As if Penn State didn't have enough to deal with, the university is now asking for the Food and Drug Administration's help in investigating the discovery of foreign objects in half-gallon containers of ice cream sold at the school's campus creamery, according to a release.

 

University officials were first notified in mid-May that a consumer found a penny in a container of the cold stuff purchased on the campus' Berkey Creamery, but they considered it an isolated incident.

 

Three more consumers have since complained that they found pieces of plastic inside half-gallons of various flavors purchased at the Creamery, though no injuries have been reported.

 

"We have vigorously investigated these reports and followed our
traceability protocol to determine that this is not an issue that
occurred in the plant," Berkey Creamery manager Tom Palchak said in a statement. "These are not objects used in our production
process."

 

Creamery bigwigs and school higher-ups are stumped after research revealed that none of the plastic pieces came from any of the equipment used in making or packaging the ice cream.

"We have
involved police and the FDA investigative unit," Palchak said. "We are now taking steps
to further limit access to the ice cream ingredients and finished ice
cream at various points within the Creamery, such as warehouse and
ingredient storage, and food production areas."

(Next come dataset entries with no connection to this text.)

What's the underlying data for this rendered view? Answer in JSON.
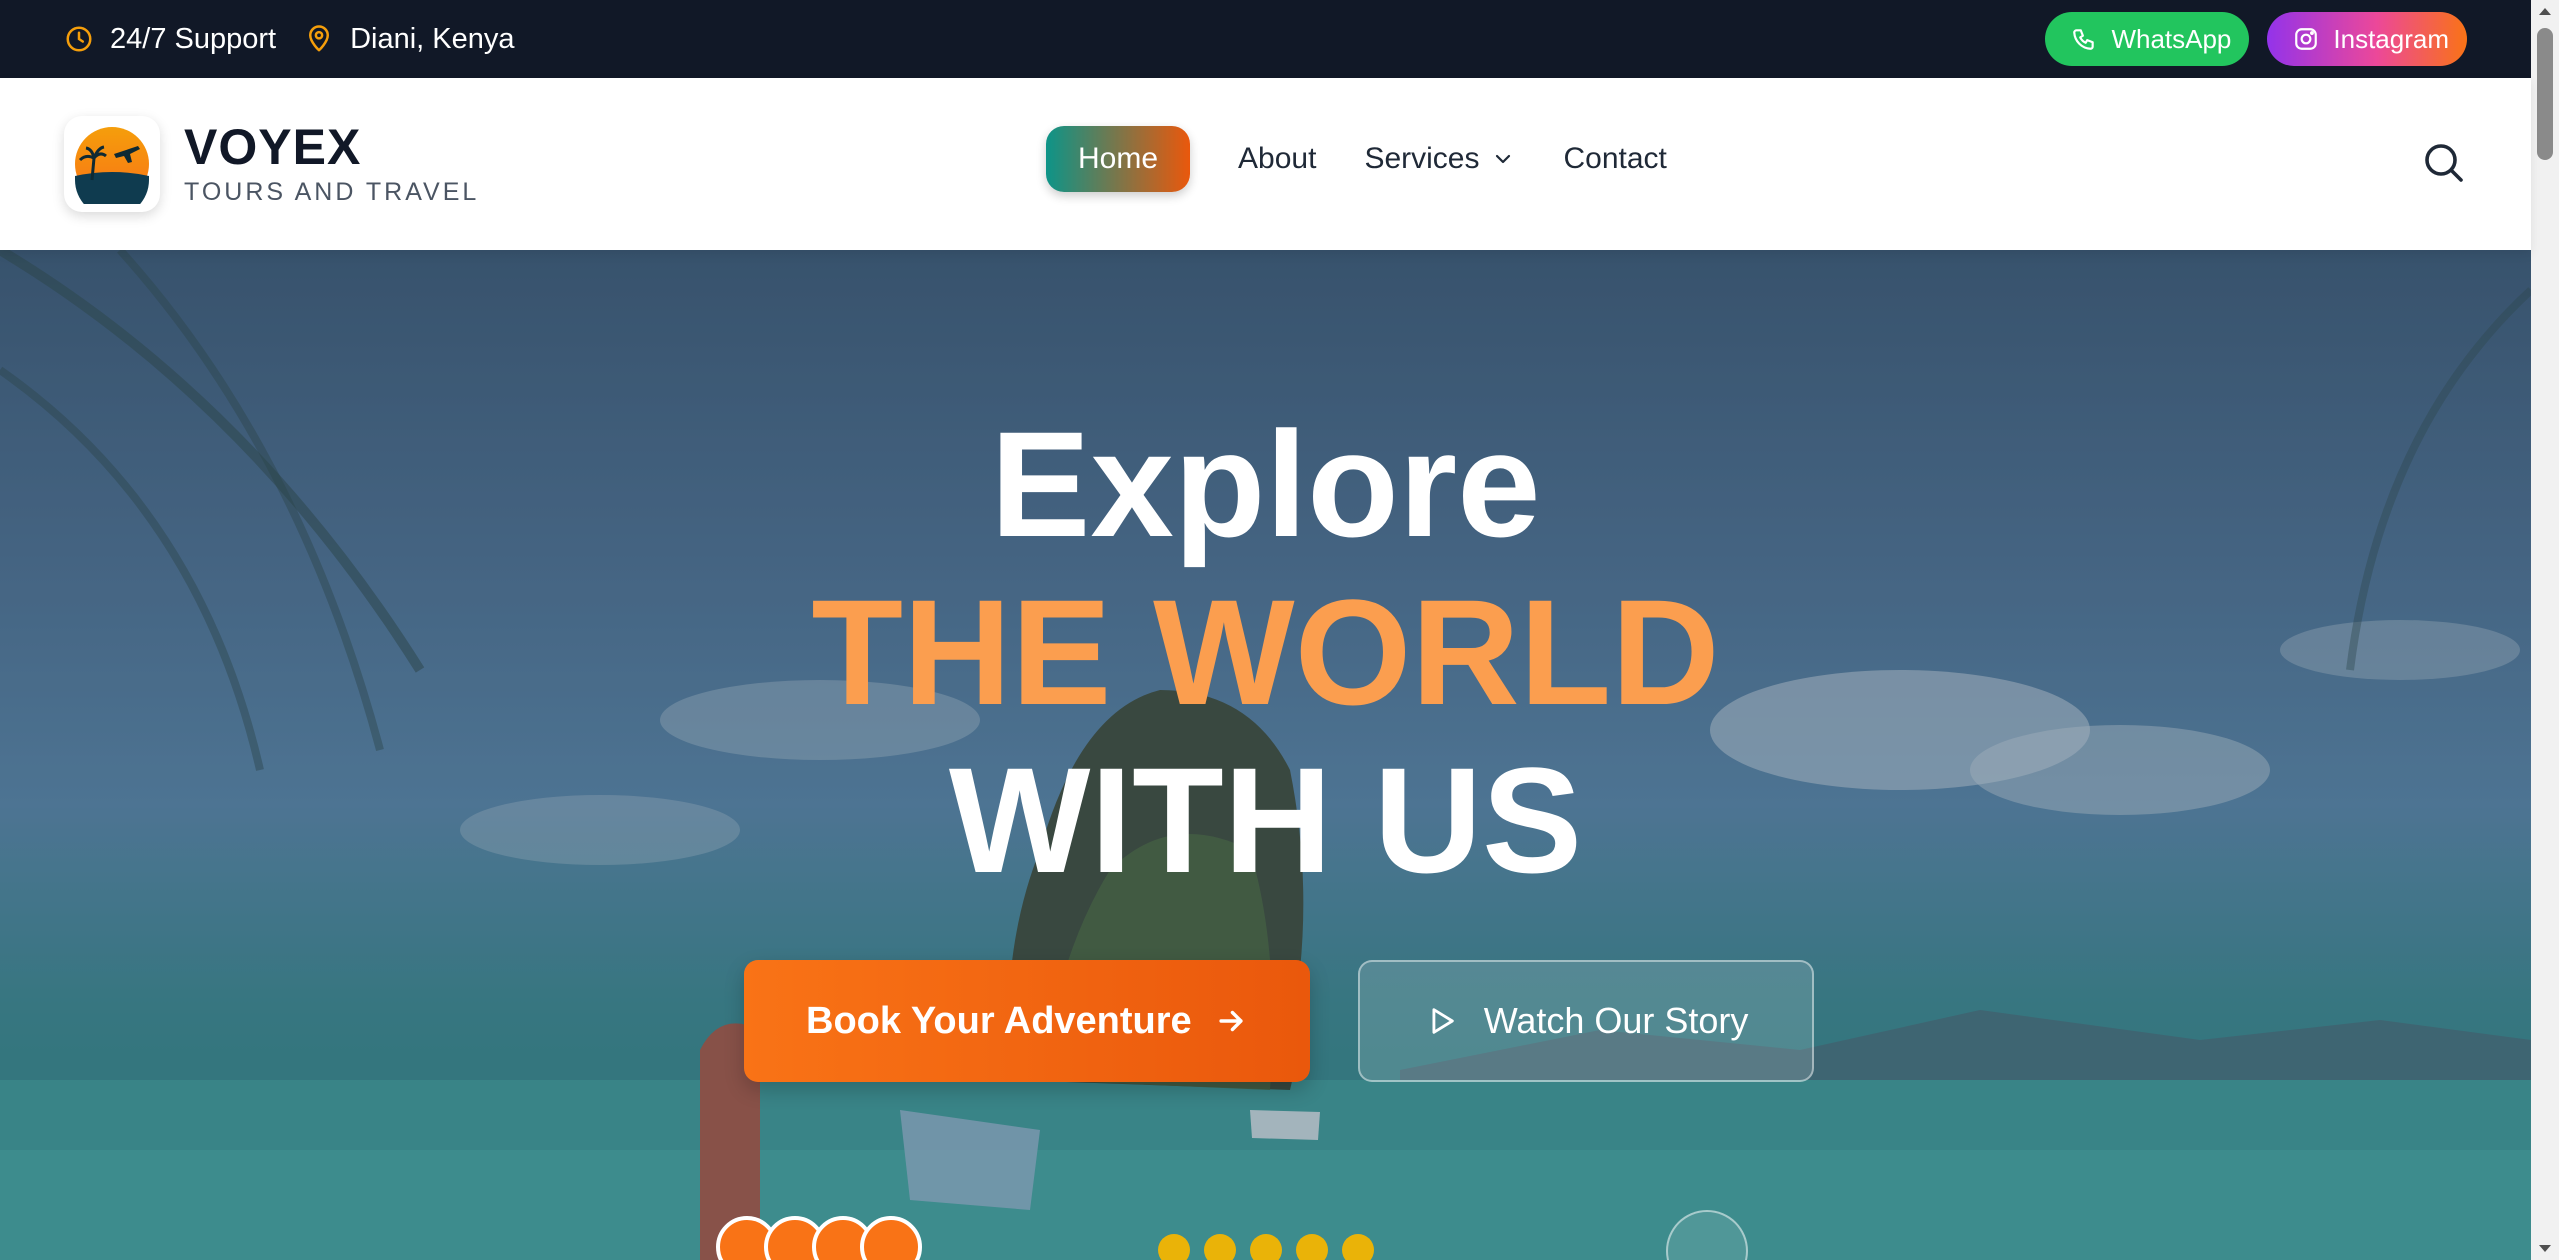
{
  "topbar": {
    "support_text": "24/7 Support",
    "location_text": "Diani, Kenya",
    "whatsapp_label": "WhatsApp",
    "instagram_label": "Instagram"
  },
  "brand": {
    "name": "VOYEX",
    "tagline": "TOURS AND TRAVEL"
  },
  "nav": {
    "items": [
      {
        "label": "Home",
        "active": true
      },
      {
        "label": "About"
      },
      {
        "label": "Services",
        "has_dropdown": true
      },
      {
        "label": "Contact"
      }
    ]
  },
  "hero": {
    "line1": "Explore",
    "line2": "THE WORLD",
    "line3": "WITH US",
    "primary_cta": "Book Your Adventure",
    "secondary_cta": "Watch Our Story"
  },
  "colors": {
    "topbar_bg": "#111827",
    "accent_orange": "#f97316",
    "accent_teal": "#0d9488",
    "whatsapp_green": "#22c55e",
    "headline_orange": "#fb9e4f"
  },
  "icons": {
    "support": "clock-icon",
    "location": "map-pin-icon",
    "whatsapp": "phone-icon",
    "instagram": "instagram-icon",
    "search": "search-icon",
    "dropdown": "chevron-down-icon",
    "cta_arrow": "arrow-right-icon",
    "play": "play-icon"
  }
}
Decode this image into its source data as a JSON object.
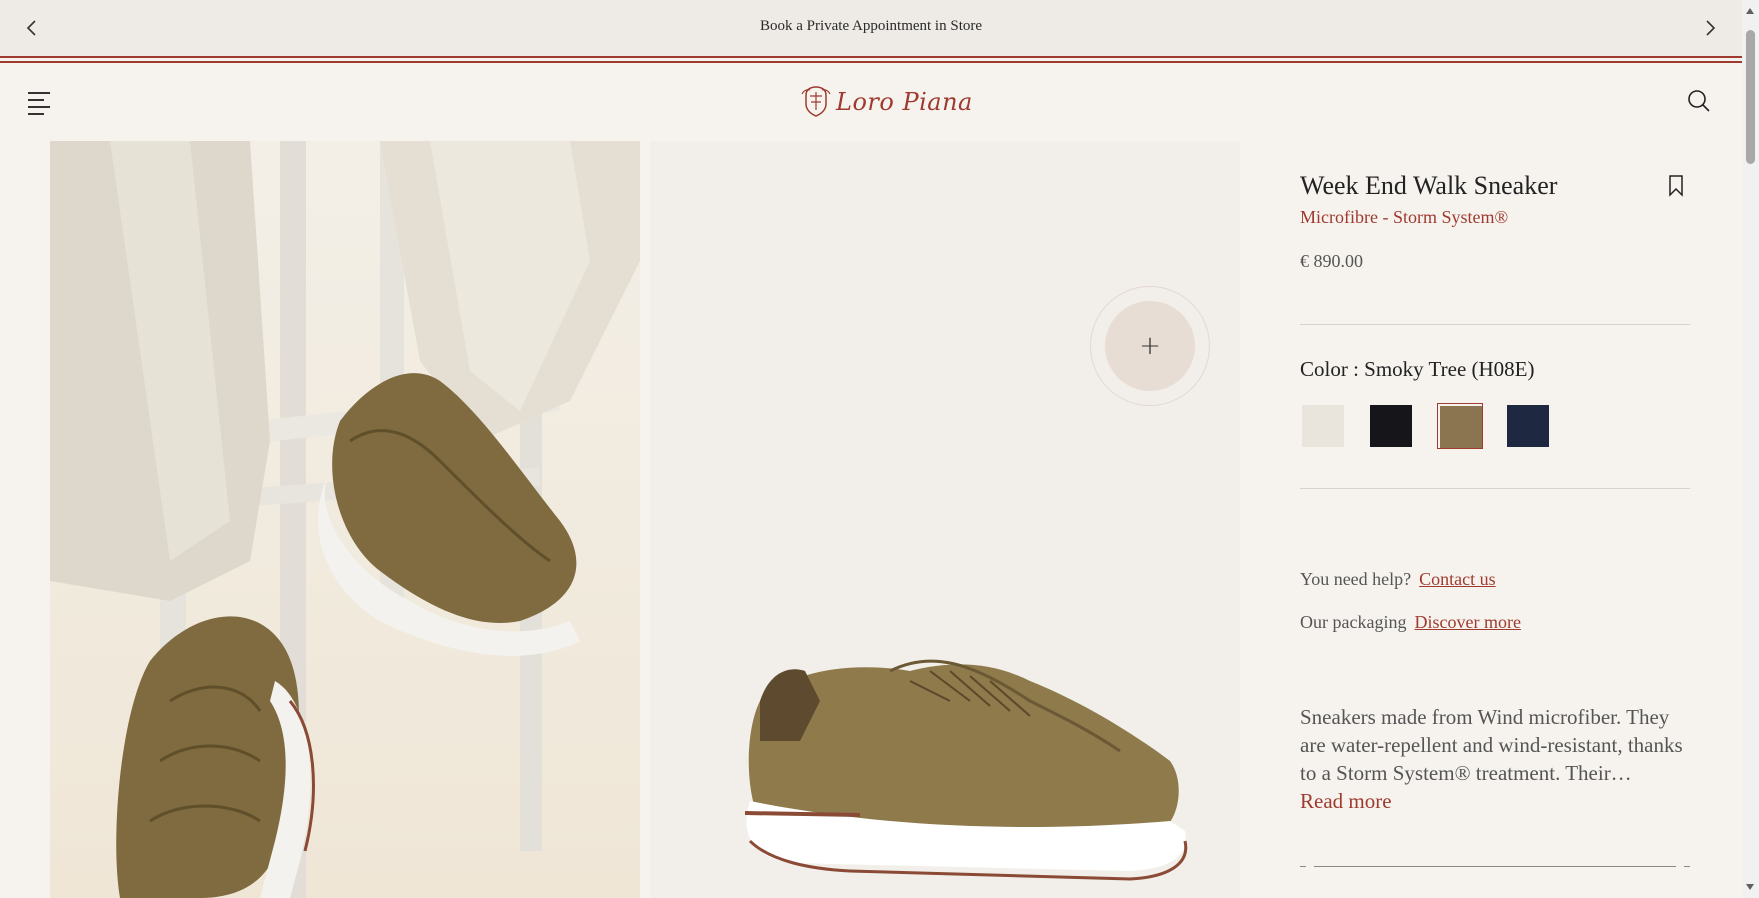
{
  "announcement": {
    "text": "Book a Private Appointment in Store",
    "prev_icon": "chevron-left-icon",
    "next_icon": "chevron-right-icon"
  },
  "header": {
    "menu_icon": "hamburger-menu-icon",
    "logo_text": "Loro Piana",
    "search_icon": "search-icon"
  },
  "gallery": {
    "images": [
      {
        "alt": "Model wearing sneakers seated on white chair"
      },
      {
        "alt": "Side view of sneaker"
      }
    ],
    "zoom_icon": "plus-icon"
  },
  "product": {
    "name": "Week End Walk Sneaker",
    "material": "Microfibre - Storm System®",
    "price": "€ 890.00",
    "wishlist_icon": "bookmark-icon",
    "color_label": "Color : Smoky Tree (H08E)",
    "swatches": [
      {
        "color": "#e9e5dc",
        "selected": false
      },
      {
        "color": "#16161a",
        "selected": false
      },
      {
        "color": "#8a7550",
        "selected": true
      },
      {
        "color": "#1e2840",
        "selected": false
      }
    ],
    "help_text": "You need help?",
    "help_link": "Contact us",
    "packaging_text": "Our packaging",
    "packaging_link": "Discover more",
    "description": "Sneakers made from Wind microfiber. They are water-repellent and wind-resistant, thanks to a Storm System® treatment. Their…",
    "read_more": "Read more"
  },
  "colors": {
    "accent": "#9e3a2e",
    "background": "#f6f3ef"
  }
}
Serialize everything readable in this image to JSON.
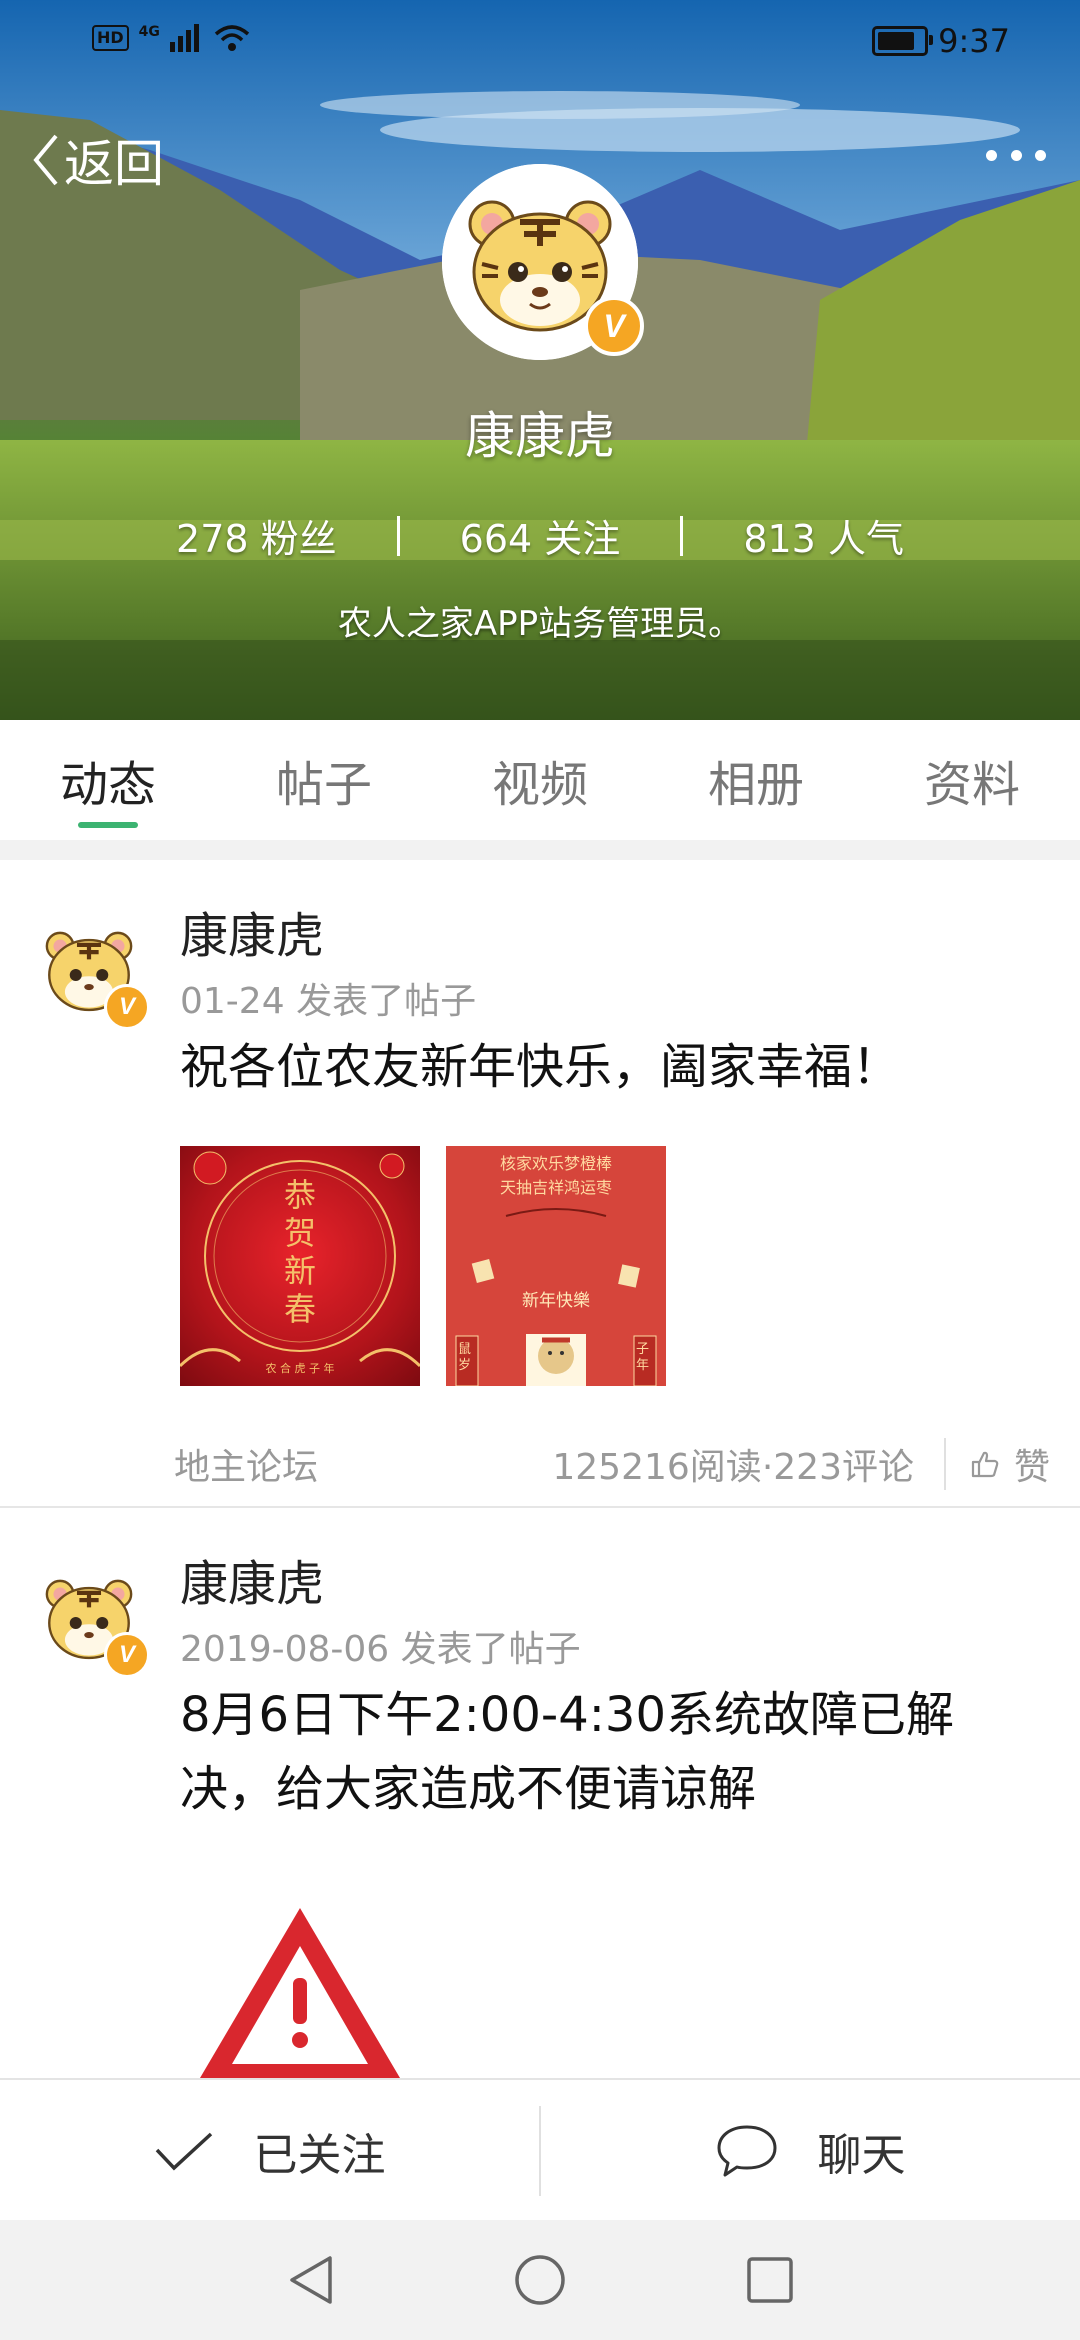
{
  "status_bar": {
    "left_badge": "HD",
    "network": "4G",
    "time": "9:37",
    "battery_level": 0.85
  },
  "header": {
    "back_label": "返回",
    "more_icon": "more-dots-icon",
    "profile_name": "康康虎",
    "stats": [
      {
        "value": "278",
        "label": "粉丝"
      },
      {
        "value": "664",
        "label": "关注"
      },
      {
        "value": "813",
        "label": "人气"
      }
    ],
    "bio": "农人之家APP站务管理员。",
    "verified_badge": "V"
  },
  "tabs": [
    {
      "label": "动态",
      "active": true
    },
    {
      "label": "帖子",
      "active": false
    },
    {
      "label": "视频",
      "active": false
    },
    {
      "label": "相册",
      "active": false
    },
    {
      "label": "资料",
      "active": false
    }
  ],
  "posts": [
    {
      "author": "康康虎",
      "date": "01-24",
      "action": "发表了帖子",
      "text": "祝各位农友新年快乐，阖家幸福！",
      "images": [
        {
          "lines": [
            "恭",
            "贺",
            "新",
            "春"
          ],
          "footer": "农 合 虎 子 年"
        },
        {
          "top_lines": [
            "核家欢乐梦橙棒",
            "天抽吉祥鸿运枣"
          ],
          "title": "新年快樂",
          "left_tag": "鼠岁",
          "right_tag": "子年"
        }
      ],
      "forum": "地主论坛",
      "reads": "125216阅读",
      "separator": "·",
      "comments": "223评论",
      "like_label": "赞"
    },
    {
      "author": "康康虎",
      "date": "2019-08-06",
      "action": "发表了帖子",
      "text_line1": "8月6日下午2:00-4:30系统故障已解",
      "text_line2": "决，给大家造成不便请谅解"
    }
  ],
  "actions": {
    "follow_label": "已关注",
    "chat_label": "聊天"
  },
  "colors": {
    "accent": "#3cb371",
    "badge": "#f5a623"
  }
}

Creamery officials have also notified ingredient suppliers to be on the lookout for unusual objects in their products, increased surveillance around the manufacturing plant, contacted their packaging supplier to look into equipping ice cream containers with tamper-resistant seals, reached out to the ice cream industry to discuss best practices and a third-party audit of the Creamery and moved toward buying an x-ray and metal detectors to scan their food products.

"These incidents appear random and have been confined to the half-gallon ice cream," Palchak said. "This is obviously a very serious issue. We work hard to ensure that our products are safe, following the strictest protocol, so reports of this type are disturbing to say the least. We are ramping up our food defense plan in the best interests of our customers."

The deliberate tampering of foods is a federal offense, according to the release.